Ben Carson And The Alan Keyes Cautionary Tale
In February of 2013, author and retired Johns Hopkins neurosurgeon Ben Carson gave President Barack Obama a piece of his mind on issues ranging from health care to political correctness, during the National Prayer Breakfast. And a Republican star was born. Earlier this month in a column entitled The Soft Bigotry of Ben Carson, New York Times Op-Ed writer Charles Blow offered this assessment of the confrontation:
“It’s not that others have not criticized the president before or since, but it was the particularity of the racial imagery of Carson’s critique — one smart, accomplished black man undressing another in public — that gave it particular power. It insulated the attack from racial characterization. He said things from the lips of a black conservative that roiled the minds of white ones.
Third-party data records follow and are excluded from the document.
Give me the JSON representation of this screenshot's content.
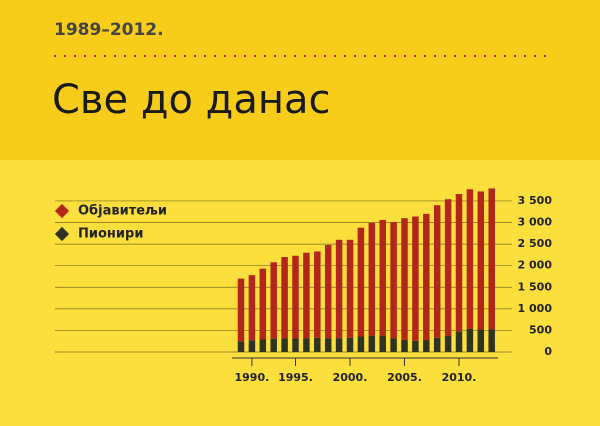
{
  "chart_data": {
    "type": "stacked_bar",
    "subtitle": "1989–2012.",
    "title": "Све до данас",
    "categories": [
      null,
      "1990.",
      null,
      null,
      null,
      "1995.",
      null,
      null,
      null,
      null,
      "2000.",
      null,
      null,
      null,
      null,
      "2005.",
      null,
      null,
      null,
      null,
      "2010.",
      null,
      null,
      null
    ],
    "series": [
      {
        "name": "Пионири",
        "color": "#2f3322",
        "values": [
          250,
          270,
          290,
          310,
          320,
          320,
          320,
          330,
          320,
          320,
          330,
          360,
          380,
          380,
          320,
          280,
          260,
          280,
          330,
          380,
          480,
          540,
          520,
          530
        ]
      },
      {
        "name": "Објавитељи",
        "color": "#b3261c",
        "values": [
          1450,
          1510,
          1640,
          1770,
          1880,
          1910,
          1980,
          2000,
          2160,
          2280,
          2270,
          2520,
          2610,
          2680,
          2690,
          2820,
          2880,
          2920,
          3070,
          3160,
          3180,
          3230,
          3200,
          3260
        ]
      }
    ],
    "ylim": [
      0,
      3800
    ],
    "yticks": [
      0,
      500,
      {
        "value": 1000,
        "label": "1 000"
      },
      {
        "value": 1500,
        "label": "1 500"
      },
      {
        "value": 2000,
        "label": "2 000"
      },
      {
        "value": 2500,
        "label": "2 500"
      },
      {
        "value": 3000,
        "label": "3 000"
      },
      {
        "value": 3500,
        "label": "3 500"
      }
    ],
    "grid": true
  }
}
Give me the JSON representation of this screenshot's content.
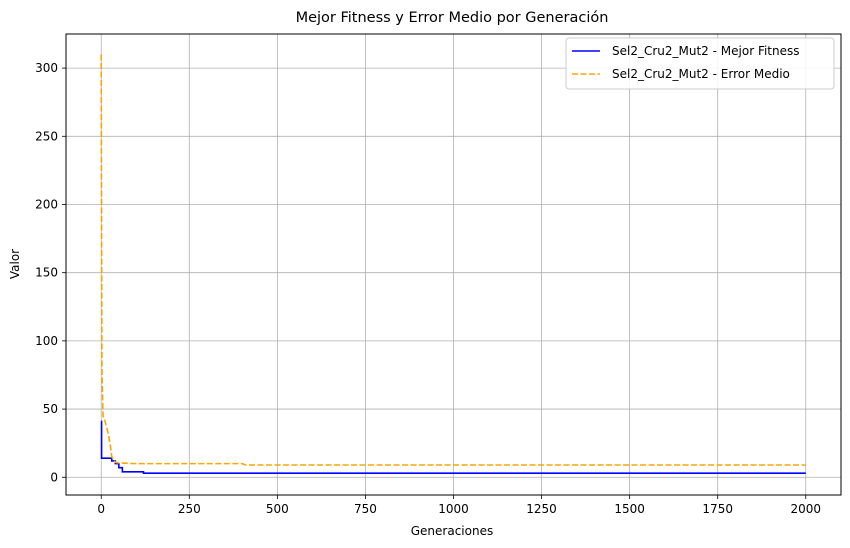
{
  "chart_data": {
    "type": "line",
    "title": "Mejor Fitness y Error Medio por Generación",
    "xlabel": "Generaciones",
    "ylabel": "Valor",
    "xlim": [
      -100,
      2100
    ],
    "ylim": [
      -13,
      325
    ],
    "xticks": [
      0,
      250,
      500,
      750,
      1000,
      1250,
      1500,
      1750,
      2000
    ],
    "yticks": [
      0,
      50,
      100,
      150,
      200,
      250,
      300
    ],
    "grid": true,
    "legend_position": "top-right",
    "series": [
      {
        "name": "Sel2_Cru2_Mut2 - Mejor Fitness",
        "color": "#0000ff",
        "style": "solid",
        "x": [
          0,
          1,
          1,
          30,
          30,
          40,
          40,
          50,
          50,
          60,
          60,
          120,
          120,
          2000
        ],
        "y": [
          41,
          41,
          14,
          14,
          12,
          12,
          10,
          10,
          7,
          7,
          4,
          4,
          3,
          3
        ]
      },
      {
        "name": "Sel2_Cru2_Mut2 - Error Medio",
        "color": "#ffa500",
        "style": "dashed",
        "x": [
          0,
          2,
          5,
          10,
          15,
          20,
          25,
          30,
          40,
          50,
          100,
          200,
          300,
          400,
          410,
          1000,
          2000
        ],
        "y": [
          310,
          80,
          45,
          42,
          37,
          32,
          25,
          15,
          11,
          10.5,
          10,
          10,
          10,
          10,
          9,
          9,
          9
        ]
      }
    ]
  }
}
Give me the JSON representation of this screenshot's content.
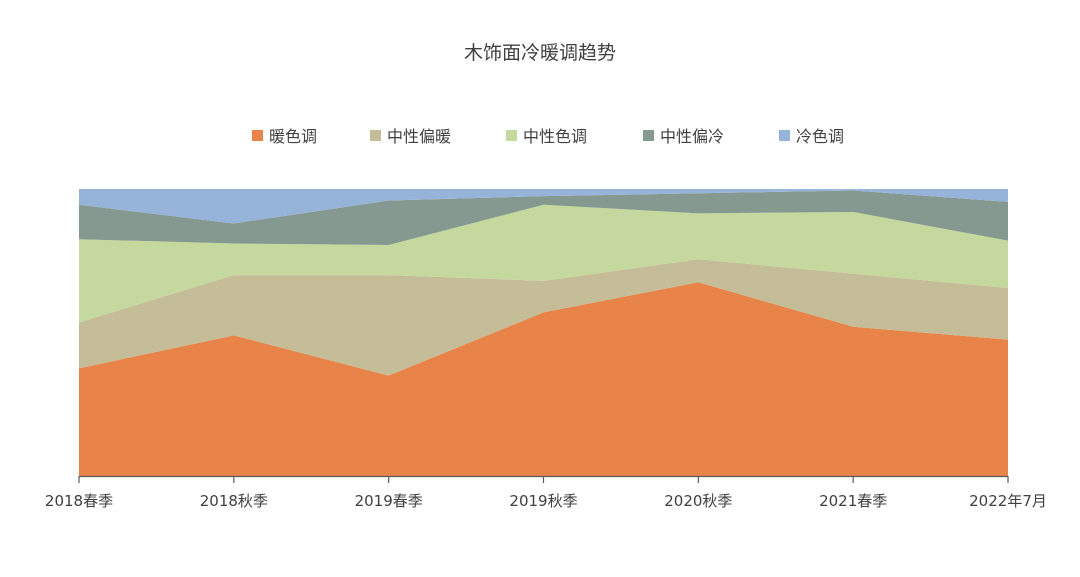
{
  "chart_data": {
    "type": "area",
    "stacked": "percent",
    "title": "木饰面冷暖调趋势",
    "legend_position": "top",
    "grid": false,
    "categories": [
      "2018春季",
      "2018秋季",
      "2019春季",
      "2019秋季",
      "2020秋季",
      "2021春季",
      "2022年7月"
    ],
    "ylim": [
      0,
      100
    ],
    "series": [
      {
        "name": "暖色调",
        "color": "#E8834A",
        "values": [
          37.5,
          49.0,
          35.0,
          57.0,
          67.5,
          52.0,
          47.5
        ]
      },
      {
        "name": "中性偏暖",
        "color": "#C5BD97",
        "values": [
          16.0,
          21.0,
          35.0,
          11.0,
          8.0,
          18.5,
          18.0
        ]
      },
      {
        "name": "中性色调",
        "color": "#C5D89D",
        "values": [
          29.0,
          11.0,
          10.5,
          26.5,
          16.0,
          21.5,
          16.5
        ]
      },
      {
        "name": "中性偏冷",
        "color": "#869991",
        "values": [
          12.0,
          7.0,
          15.5,
          3.0,
          7.0,
          7.5,
          13.5
        ]
      },
      {
        "name": "冷色调",
        "color": "#96B3DA",
        "values": [
          5.5,
          12.0,
          4.0,
          2.5,
          1.5,
          0.5,
          4.5
        ]
      }
    ]
  }
}
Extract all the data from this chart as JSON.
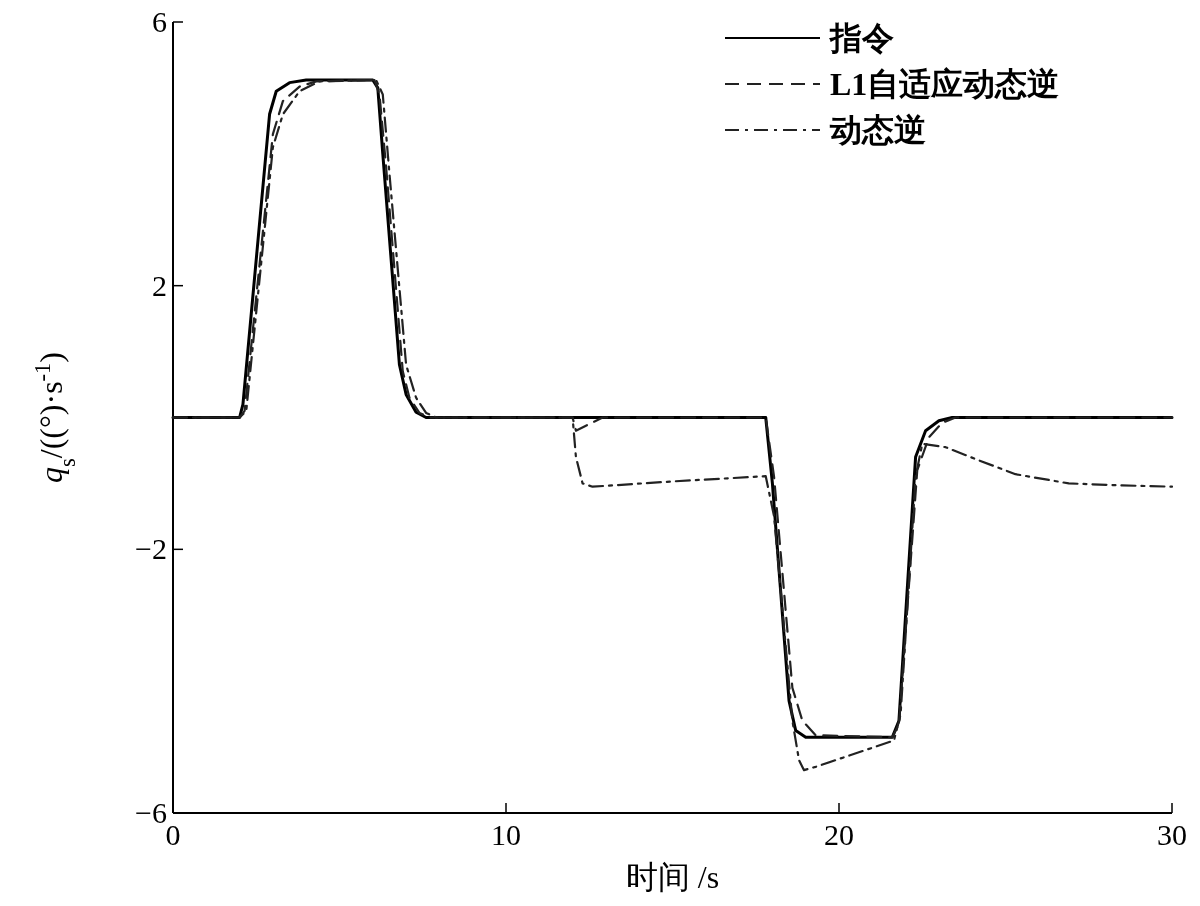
{
  "chart_data": {
    "type": "line",
    "xlabel": "时间 /s",
    "ylabel": "*q*$_{s}$/((°)·s$^{-1}$)",
    "xlim": [
      0,
      30
    ],
    "ylim": [
      -6,
      6
    ],
    "xticks": [
      0,
      10,
      20,
      30
    ],
    "yticks": [
      -6,
      -2,
      2,
      6
    ],
    "grid": false,
    "legend": "top right",
    "marker": "none",
    "series": [
      {
        "name": "指令",
        "color": "#000000",
        "line_style": "solid",
        "x": [
          0,
          2,
          2.1,
          2.9,
          3.1,
          3.5,
          4,
          6,
          6.15,
          6.3,
          6.8,
          7,
          7.3,
          7.6,
          17.8,
          18.0,
          18.5,
          18.7,
          19.0,
          21.6,
          21.8,
          22.3,
          22.6,
          23.0,
          23.4,
          30
        ],
        "values": [
          0,
          0,
          0.2,
          4.6,
          4.95,
          5.08,
          5.12,
          5.12,
          5.0,
          4.0,
          0.8,
          0.35,
          0.08,
          0,
          0,
          -1.0,
          -4.3,
          -4.75,
          -4.85,
          -4.85,
          -4.6,
          -0.6,
          -0.2,
          -0.05,
          0,
          0
        ]
      },
      {
        "name": "L1自适应动态逆",
        "color": "#222222",
        "line_style": "dashed",
        "x": [
          0,
          2,
          2.15,
          3.0,
          3.3,
          3.8,
          4.3,
          6.05,
          6.2,
          6.4,
          6.9,
          7.1,
          7.4,
          7.7,
          12.0,
          12.1,
          12.5,
          12.9,
          17.8,
          18.05,
          18.6,
          18.9,
          19.3,
          21.6,
          21.8,
          22.35,
          22.7,
          23.1,
          23.5,
          30
        ],
        "values": [
          0,
          0,
          0.1,
          4.3,
          4.8,
          5.02,
          5.1,
          5.12,
          4.9,
          3.8,
          0.7,
          0.3,
          0.07,
          0,
          0,
          -0.2,
          -0.1,
          0,
          0,
          -0.9,
          -4.1,
          -4.6,
          -4.82,
          -4.85,
          -4.65,
          -0.8,
          -0.3,
          -0.08,
          0,
          0
        ]
      },
      {
        "name": "动态逆",
        "color": "#222222",
        "line_style": "dashdot",
        "x": [
          0,
          2,
          2.2,
          3.0,
          3.3,
          3.8,
          4.4,
          6.1,
          6.3,
          6.5,
          7.0,
          7.3,
          7.6,
          7.9,
          12.0,
          12.1,
          12.3,
          12.6,
          15,
          17.8,
          18.05,
          18.6,
          18.8,
          18.95,
          19.3,
          21.65,
          21.85,
          22.3,
          22.5,
          23.2,
          24.2,
          25.3,
          26.9,
          28.5,
          30
        ],
        "values": [
          0,
          0,
          0.1,
          4.1,
          4.6,
          4.95,
          5.1,
          5.12,
          4.9,
          3.7,
          0.8,
          0.3,
          0.07,
          0,
          0,
          -0.6,
          -1.0,
          -1.05,
          -0.97,
          -0.89,
          -1.5,
          -4.6,
          -5.2,
          -5.35,
          -5.3,
          -4.9,
          -4.5,
          -0.9,
          -0.4,
          -0.45,
          -0.65,
          -0.86,
          -1.0,
          -1.03,
          -1.05
        ]
      }
    ]
  }
}
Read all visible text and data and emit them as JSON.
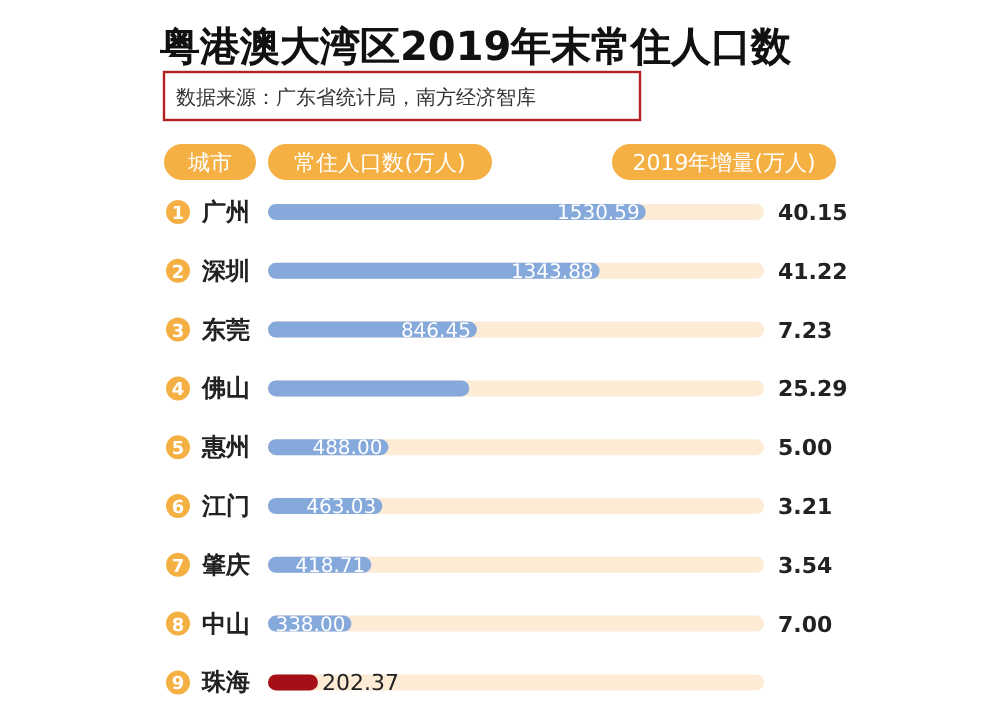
{
  "chart_data": {
    "type": "bar",
    "orientation": "horizontal",
    "title": "粤港澳大湾区2019年末常住人口数",
    "xlabel": "常住人口数(万人)",
    "ylabel": "城市",
    "categories": [
      "广州",
      "深圳",
      "东莞",
      "佛山",
      "惠州",
      "江门",
      "肇庆",
      "中山",
      "珠海"
    ],
    "values": [
      1530.59,
      1343.88,
      846.45,
      815.86,
      488.0,
      463.03,
      418.71,
      338.0,
      202.37
    ],
    "value_labels": [
      "1530.59",
      "1343.88",
      "846.45",
      null,
      "488.00",
      "463.03",
      "418.71",
      "338.00",
      "202.37"
    ],
    "colors": [
      "#86a9dc",
      "#86a9dc",
      "#86a9dc",
      "#86a9dc",
      "#86a9dc",
      "#86a9dc",
      "#86a9dc",
      "#86a9dc",
      "#a50f15"
    ],
    "xlim": [
      0,
      2010
    ],
    "annotations": [
      "数据来源：广东省统计局，南方经济智库",
      "2019年增量(万人)",
      "1",
      "2",
      "3",
      "4",
      "5",
      "6",
      "7",
      "8",
      "9",
      "40.15",
      "41.22",
      "7.23",
      "25.29",
      "5.00",
      "3.21",
      "3.54",
      "7.00"
    ]
  }
}
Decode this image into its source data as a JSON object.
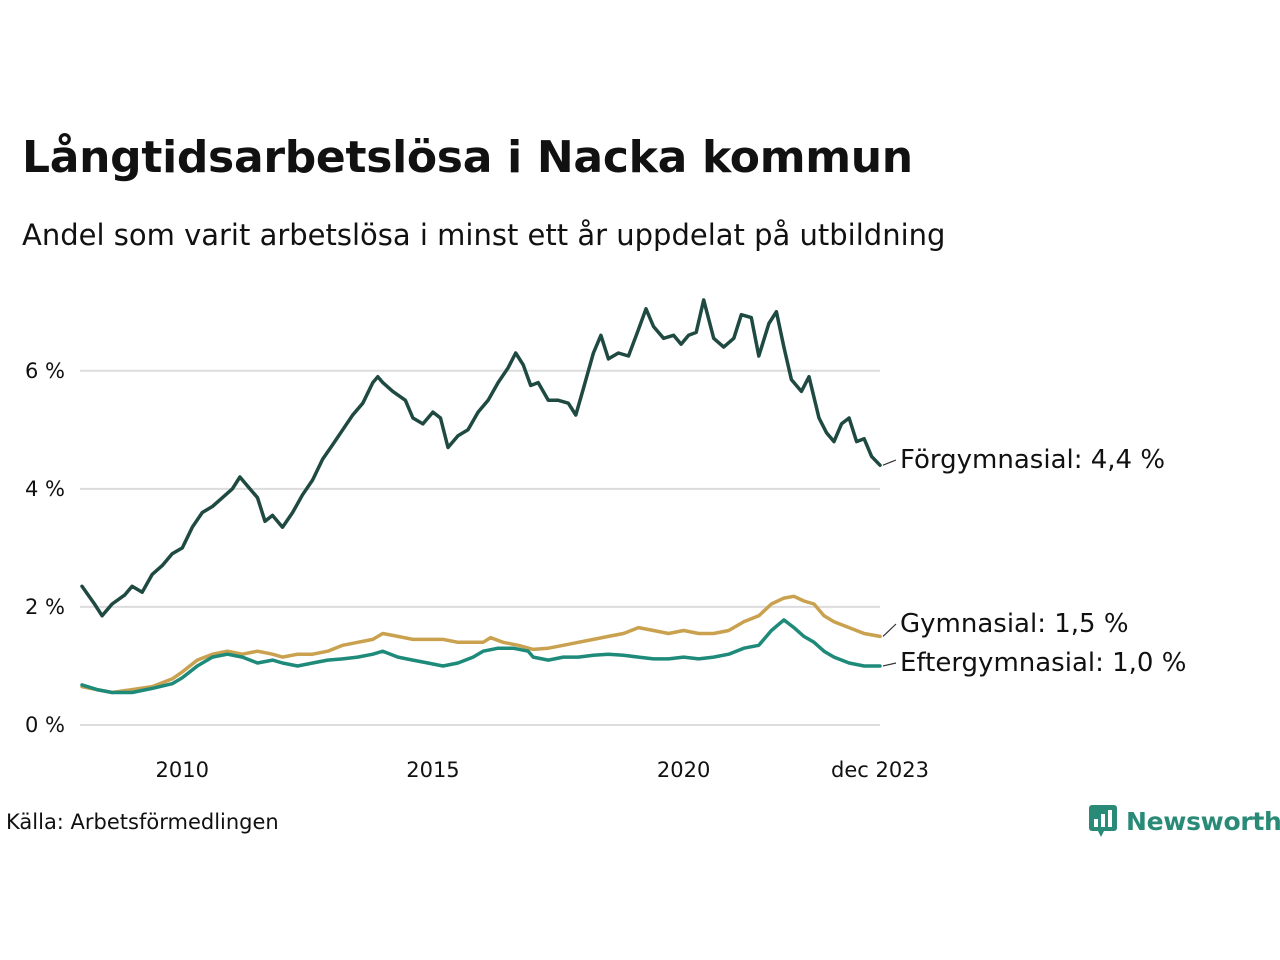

And it represented a prominent breaking of ranks, a slicing off of black solidarity from not only Democratic loyalty but also from fidelity with this president.”
The accomplished, soft-spoken Carson currently sits just five points below 2016 Republican front-runner Donald Trump in a recent release from Public Policy Polling. That is a sentence I’d never thought I’d write in my lifetime, but I digress. Carson may be a brilliant physician but as my sister Jennifer recently and astutely observed, he’s also “frankly, one of the smartest dumb dudes alive.”
In a 2016 Republican primary campaign depressingly rife with distortions, inflammatory hate speech and blatant cynicism, Carson has not been the voice of class and reason for which many undecideds hoped. No matter how accomplished his resume or soft his tenor, the good doctor has disqualified himself over and again for the nation’s highest office – even as “progressive” Republicans and conservative media pundits enjoy their latest mainstream alienating love affair.
I’m quite sure the party’s base would love him to go on talking. Because no matter how outrageous the right has grown in its free political ignorance, as Blow highlights, there are still things white candidates (Donald Trump notwithstanding) can’t allow themselves to say. Such as these gems from the Sunday, September 20 edition of NBC’s Meet the Press:
“I would not advocate that we put a Muslim in charge of this nation. I absolutely would not agree with that.”
“Congress is a different story, but it depends on who that Muslim is and what their policies are, just like it depends on what anybody else is. If there’s somebody who is of any faith but they say things and their life has been consistent with things that will elevate this nation and make it possible for everybody to succeed and bring peace and harmony, then I’m with them.”
To quote Bart Simpson, Ay caramba. This was not gotcha journalism (my thoughts on the investigative dereliction of Meet the Press moderator Chuck Todd will be happily shared another time). This is an unqualified, racist crackpot speaking with the authority and support (silent or otherwise) of his partymates, trying to convince the rest of us that he is wizened and thoughtful enough to lead a nation of disparate peoples.
23 percent of Muslim Americans identify as black. Most of the remainder are other persons of color. Carson is a person of color, therefore untouchable no matter how hurtful and discriminatory his statements. An ironic carte blanche. See Carson shoot up the polls.
The only qualification Ben Carson seems to possess as a legitimate politician is the ability to talk (or mumble) out of both sides of his mouth. He wants everyone to succeed, peace and harmony for all, but he also wants to exclude an entire group of citizens from the White House against explicit Constitutional decree. Because 9/11 y’all. MD and skin color aside, Carson’s neck is just as red as Mike Huckabee’s.
As a longtime Illinois resident, the Republican and mainstream media’s pathetically forced Carson/Obama symmetry brings to mind the 2004 Senate contest between the future president and political activist, author and former diplomat Alan Keyes. Keyes, an African-American, demonstrated to his party’s caucus that being educated and black was far from enough to counteract Obama’s stride to Washington. The Free Republic reported at the time:
“He’s alienated almost all of the Republican party operatives throughout the state, starting with his wild-eyed rhetoric about Barack Obama’s pro-abortion stance (the ‘slaveholders’ position, similar to a terrorist, etc) and his attack on Dick Cheney’s gay daughter (Keyes called Mary Cheney a ‘selfish hedonist’).”
One has to talk a lot of crazy to alienate the Cheney family. 11 years later, Keyes exists as a frightening, if somewhat humorous political footnote. I eagerly await Carson’s similar recession from the public consciousness.